I agree with your teleological framework in this article, JB. In tandem with your Slate article datelined tomorrow, to which you kindly linked, it states the case for dynamic development, while allowing for spontaneity.
There are many undercurrents worrisome to me in the development of the judiciary's place in our government and our society at present; some of these you address adroitly by exposing the sporadic sourcing favored by the most transparently political of originalist jurists. Here are the most bothersome impetuses for me now: the judicial ethics charges now leveled at Judge Diggs Taylor have the potential to have adverse effects on philanthropy. I was thinking of this as I read the biographies of that circuit's senior and fulltime judges and found great depth of ongoing bonds with specific institutions within academia. I would hope the government in pursuing its case could avoid blazing trails which could impair the symbiosis between a university and legal professionals. Another worry may be more transitory; there is a new proposed structure in the FISA remake whereby secrecy would hide the attorney general's determinations in certain cases, and the FISA judges appointed by the Chief Justice would continue that secret justice mode in those designated cases. Obviously secrecy is important to nations still; but too many efforts in the current government's acts of late point toward courts becoming increasingly complicit in what appears to be a weathering of the constitution. One of the most energetic facets of many independents' political value systems is an appreciation of the rugged individualist spirit which formed this country; and we continue to revere this ideal, sometimes perhaps inordinately. I think your observation that the system tends toward the middle and is vitally in touch with our society at any instantaneous sampled moment in time is important. The reward, looking back in history, and forward to our heritage, seems to be that the institution is well tempered and the fringes are forced to seek their most noble aspirations rather than pursue the heated rhetoric of the time. Nevertheless, all of these institutions are byproducts of our polity in all its humanness.
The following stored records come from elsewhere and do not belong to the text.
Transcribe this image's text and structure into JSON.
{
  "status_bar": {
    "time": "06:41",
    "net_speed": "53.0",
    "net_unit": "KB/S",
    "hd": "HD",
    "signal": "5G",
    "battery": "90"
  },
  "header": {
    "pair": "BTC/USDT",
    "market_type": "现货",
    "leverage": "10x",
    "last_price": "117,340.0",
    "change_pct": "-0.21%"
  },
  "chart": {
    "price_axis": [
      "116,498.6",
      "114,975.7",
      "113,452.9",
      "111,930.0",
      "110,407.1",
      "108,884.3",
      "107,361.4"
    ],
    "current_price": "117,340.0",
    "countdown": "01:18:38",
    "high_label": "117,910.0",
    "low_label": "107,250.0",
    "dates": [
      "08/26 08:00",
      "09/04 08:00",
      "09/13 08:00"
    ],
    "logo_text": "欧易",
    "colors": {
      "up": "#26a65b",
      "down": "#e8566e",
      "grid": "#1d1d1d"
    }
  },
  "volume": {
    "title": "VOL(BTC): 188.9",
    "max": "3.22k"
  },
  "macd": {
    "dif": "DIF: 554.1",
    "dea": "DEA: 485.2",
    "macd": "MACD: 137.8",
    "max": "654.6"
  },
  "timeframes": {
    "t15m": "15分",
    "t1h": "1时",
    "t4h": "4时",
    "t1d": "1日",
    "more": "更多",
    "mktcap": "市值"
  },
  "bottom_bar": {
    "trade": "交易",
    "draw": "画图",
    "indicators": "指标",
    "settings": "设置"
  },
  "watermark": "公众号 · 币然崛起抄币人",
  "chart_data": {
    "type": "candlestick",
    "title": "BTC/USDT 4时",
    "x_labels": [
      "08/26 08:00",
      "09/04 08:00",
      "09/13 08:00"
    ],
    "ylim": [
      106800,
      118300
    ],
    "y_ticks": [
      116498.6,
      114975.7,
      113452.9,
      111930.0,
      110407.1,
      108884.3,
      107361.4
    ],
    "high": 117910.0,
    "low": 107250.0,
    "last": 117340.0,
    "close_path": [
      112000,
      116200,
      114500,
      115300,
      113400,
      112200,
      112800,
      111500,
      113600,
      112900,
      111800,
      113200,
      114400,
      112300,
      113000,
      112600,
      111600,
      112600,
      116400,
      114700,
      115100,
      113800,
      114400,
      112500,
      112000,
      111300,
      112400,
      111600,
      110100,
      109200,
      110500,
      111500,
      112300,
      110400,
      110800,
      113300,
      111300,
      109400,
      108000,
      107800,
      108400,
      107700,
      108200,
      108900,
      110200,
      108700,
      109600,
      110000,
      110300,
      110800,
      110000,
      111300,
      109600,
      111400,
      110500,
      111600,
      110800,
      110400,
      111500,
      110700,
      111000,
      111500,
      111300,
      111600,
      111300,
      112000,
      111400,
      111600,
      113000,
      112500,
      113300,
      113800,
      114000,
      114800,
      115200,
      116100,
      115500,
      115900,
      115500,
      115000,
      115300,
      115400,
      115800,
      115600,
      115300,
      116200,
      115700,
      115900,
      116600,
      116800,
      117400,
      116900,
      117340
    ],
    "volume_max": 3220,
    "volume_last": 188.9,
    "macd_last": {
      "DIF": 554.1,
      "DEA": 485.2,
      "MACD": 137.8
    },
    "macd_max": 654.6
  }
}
I sometimes think that gays who wish to be treated as equal citizens under the law need to study the success of the 19th Admendment.
As I recall, the first attempts to provide women the vote were coached in the terms that the 14th admendment applied to them. You could argue they were right. But they never got the legal ruling they wanted. Which is why the movement for the 19th Admendment was a "social" movement as much (if not more) than a legal one. There are less gays in the U.S. than there are women, but I think the lesson is the same. The admendments to the Constitution are the last-end of a campaign to socialize the change.
Maybe this article by journalists in the publication Science states Prof. Balkin's thesis slightly differently.
Often I have wondered what might happen to our court system if some judges had to obtain certification in science, or other specializations, in order to hear cases with strong elements of the most arcane branches of human knowledge. But we have historical evidences that elitisms on the bench are perilous for society.